Matthew interrupted. The war was not Big Lou’s fault, as far as he was concerned–nor his, for that matter.
“There’s nothing that Big Lou can do about it,” he said. “I don’t think it’s anything to d
o with her.”
Big Lou had been busying herself with the cup of foamed coffee she was preparing for Angus. She had been listening too, of course, and now she turned round. She had something to say on this subject.
31. Act and Omission
Big Lou leaned over the counter. “Yes,” she said. “That’s very interesting, what you say, Matthew. You say that there’s often nothing we can do, but I’m not sure that that’s quite right. I’m not just talking about this war, now. I’m talking about things in general. Can you really say that there’s nothing that we can do about things that we disapprove of, when they’re done by the government? Are you sure about that?”
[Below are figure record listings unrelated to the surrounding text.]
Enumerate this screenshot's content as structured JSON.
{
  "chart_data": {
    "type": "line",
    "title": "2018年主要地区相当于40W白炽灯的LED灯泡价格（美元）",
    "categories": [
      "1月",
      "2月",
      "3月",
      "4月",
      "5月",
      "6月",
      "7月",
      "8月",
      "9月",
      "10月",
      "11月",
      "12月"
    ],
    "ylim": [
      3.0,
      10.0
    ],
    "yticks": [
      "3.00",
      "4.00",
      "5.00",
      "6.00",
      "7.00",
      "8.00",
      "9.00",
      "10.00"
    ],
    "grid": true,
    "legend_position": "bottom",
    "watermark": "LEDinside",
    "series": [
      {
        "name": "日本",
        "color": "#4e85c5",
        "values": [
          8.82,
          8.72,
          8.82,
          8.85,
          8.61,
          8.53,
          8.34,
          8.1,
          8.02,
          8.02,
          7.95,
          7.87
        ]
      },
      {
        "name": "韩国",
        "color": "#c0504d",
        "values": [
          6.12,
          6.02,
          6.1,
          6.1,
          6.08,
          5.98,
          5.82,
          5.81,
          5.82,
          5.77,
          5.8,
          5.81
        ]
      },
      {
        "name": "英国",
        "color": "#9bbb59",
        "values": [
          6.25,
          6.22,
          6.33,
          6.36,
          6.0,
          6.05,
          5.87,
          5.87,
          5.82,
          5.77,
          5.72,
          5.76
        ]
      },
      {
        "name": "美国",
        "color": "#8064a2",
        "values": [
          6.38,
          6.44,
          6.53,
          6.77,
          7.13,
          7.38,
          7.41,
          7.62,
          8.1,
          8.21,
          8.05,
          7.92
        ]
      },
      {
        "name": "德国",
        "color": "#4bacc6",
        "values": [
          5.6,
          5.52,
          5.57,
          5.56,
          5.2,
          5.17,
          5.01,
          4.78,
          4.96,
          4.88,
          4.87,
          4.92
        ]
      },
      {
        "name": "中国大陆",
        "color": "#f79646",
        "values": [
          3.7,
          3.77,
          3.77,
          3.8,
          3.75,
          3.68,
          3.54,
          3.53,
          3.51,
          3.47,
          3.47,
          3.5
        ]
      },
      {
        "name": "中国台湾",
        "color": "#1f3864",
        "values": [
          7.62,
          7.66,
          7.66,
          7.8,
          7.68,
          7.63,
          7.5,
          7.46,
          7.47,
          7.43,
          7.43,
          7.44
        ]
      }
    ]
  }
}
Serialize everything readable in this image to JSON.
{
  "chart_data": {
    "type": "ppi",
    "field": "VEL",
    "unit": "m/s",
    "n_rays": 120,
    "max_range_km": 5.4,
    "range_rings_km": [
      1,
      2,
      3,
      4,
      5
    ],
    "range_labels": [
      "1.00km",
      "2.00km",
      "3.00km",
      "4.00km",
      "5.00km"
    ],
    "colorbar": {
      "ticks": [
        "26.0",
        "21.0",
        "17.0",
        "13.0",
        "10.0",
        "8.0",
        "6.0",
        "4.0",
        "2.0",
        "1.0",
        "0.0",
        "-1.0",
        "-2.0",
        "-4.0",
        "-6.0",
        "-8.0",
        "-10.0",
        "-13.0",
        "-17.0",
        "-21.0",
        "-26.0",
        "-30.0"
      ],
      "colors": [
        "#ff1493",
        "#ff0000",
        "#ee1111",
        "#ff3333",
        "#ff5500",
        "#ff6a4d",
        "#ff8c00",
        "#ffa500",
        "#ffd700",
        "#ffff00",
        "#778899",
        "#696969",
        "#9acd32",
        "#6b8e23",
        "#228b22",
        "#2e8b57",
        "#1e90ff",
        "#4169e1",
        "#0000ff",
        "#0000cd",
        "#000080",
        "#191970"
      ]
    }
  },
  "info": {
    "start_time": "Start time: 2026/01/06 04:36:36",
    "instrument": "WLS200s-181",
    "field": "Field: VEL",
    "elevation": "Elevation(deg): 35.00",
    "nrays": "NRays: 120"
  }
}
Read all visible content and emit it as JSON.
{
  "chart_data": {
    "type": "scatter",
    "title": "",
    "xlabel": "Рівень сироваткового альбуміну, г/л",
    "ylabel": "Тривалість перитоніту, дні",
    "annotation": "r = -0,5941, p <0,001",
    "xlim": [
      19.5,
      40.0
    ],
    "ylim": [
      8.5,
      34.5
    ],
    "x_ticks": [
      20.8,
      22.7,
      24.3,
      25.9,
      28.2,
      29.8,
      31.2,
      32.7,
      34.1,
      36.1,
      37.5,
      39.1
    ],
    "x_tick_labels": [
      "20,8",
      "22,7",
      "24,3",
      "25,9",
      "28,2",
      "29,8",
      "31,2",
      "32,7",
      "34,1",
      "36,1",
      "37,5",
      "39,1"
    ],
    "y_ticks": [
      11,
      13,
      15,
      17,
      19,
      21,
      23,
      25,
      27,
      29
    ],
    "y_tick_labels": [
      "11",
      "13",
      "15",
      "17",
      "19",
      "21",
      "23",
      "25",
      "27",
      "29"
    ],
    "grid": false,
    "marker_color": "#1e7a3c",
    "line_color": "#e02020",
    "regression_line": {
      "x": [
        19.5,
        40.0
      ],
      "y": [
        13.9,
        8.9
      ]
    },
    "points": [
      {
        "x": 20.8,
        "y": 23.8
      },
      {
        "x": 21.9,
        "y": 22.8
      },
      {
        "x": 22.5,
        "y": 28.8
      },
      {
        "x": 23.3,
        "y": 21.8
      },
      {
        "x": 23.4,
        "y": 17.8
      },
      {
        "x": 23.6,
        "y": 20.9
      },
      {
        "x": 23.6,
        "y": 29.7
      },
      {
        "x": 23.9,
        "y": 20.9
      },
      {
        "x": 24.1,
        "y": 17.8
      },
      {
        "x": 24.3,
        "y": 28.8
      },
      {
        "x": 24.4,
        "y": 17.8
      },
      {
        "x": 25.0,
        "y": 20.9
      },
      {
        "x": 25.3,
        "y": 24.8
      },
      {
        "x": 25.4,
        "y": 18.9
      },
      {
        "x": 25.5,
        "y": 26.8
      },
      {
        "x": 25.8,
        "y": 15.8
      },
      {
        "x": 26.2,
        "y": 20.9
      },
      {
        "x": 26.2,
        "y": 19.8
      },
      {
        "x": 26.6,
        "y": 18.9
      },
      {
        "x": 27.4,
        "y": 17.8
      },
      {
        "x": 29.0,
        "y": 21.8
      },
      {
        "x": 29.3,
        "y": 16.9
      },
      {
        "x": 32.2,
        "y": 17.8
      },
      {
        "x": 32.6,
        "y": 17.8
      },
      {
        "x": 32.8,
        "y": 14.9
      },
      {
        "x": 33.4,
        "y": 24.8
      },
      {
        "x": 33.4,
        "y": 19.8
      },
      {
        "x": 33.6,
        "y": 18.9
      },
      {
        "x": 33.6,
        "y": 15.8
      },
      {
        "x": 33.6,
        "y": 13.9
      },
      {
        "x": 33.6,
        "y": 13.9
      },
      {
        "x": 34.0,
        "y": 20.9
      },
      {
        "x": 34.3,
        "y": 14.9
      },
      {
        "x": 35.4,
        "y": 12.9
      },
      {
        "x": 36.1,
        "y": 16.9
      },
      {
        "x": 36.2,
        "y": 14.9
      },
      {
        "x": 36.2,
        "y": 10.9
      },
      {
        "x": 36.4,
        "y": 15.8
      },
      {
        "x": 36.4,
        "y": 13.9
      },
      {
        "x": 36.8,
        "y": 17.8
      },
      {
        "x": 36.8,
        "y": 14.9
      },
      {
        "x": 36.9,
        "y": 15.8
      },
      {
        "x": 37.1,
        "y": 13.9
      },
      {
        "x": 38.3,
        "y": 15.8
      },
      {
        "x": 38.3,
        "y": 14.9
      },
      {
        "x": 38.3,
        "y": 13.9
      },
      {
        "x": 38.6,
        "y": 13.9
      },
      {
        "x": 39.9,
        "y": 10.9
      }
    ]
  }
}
“You can vote,” said Angus. “Get people out.” He thought for a moment before adding: “Mind you, have you ever tried getting the Labour Party out in Scotland? Ever tried that?”
“That might be because people want them in,” said Big Lou. “I do, at least. Anyway, you can vote. But how often do we get the chance to do that? And even then, we might not have much of a choice.”
“But at least you’ve done what you can,” joined in Matthew, who had never voted, never; from lethargy, and indecision. “Once you’ve voted, that is.”
Big Lou agreed with this, but there was more to the issue than simple voting. There were many other things one could do, she thought. One could write to politicians. One could give money to causes. One could protest in the street. There were options. She pointed this out to Matthew and Angus, but then she added: “But the real question, boys, is this: do we have a duty to do anything to stop things we may not like? Is it all right just to do nothing, provided that we don’t do anything that makes matters worse?”
Angus exchanged a glance with Matthew. He was not yet used to Big Lou’s philosophical reflections, and his attitude was slightly condescending. Matthew sensed this and wanted to say something to him about it, but had not yet had the chance. He would speak to him, though, later.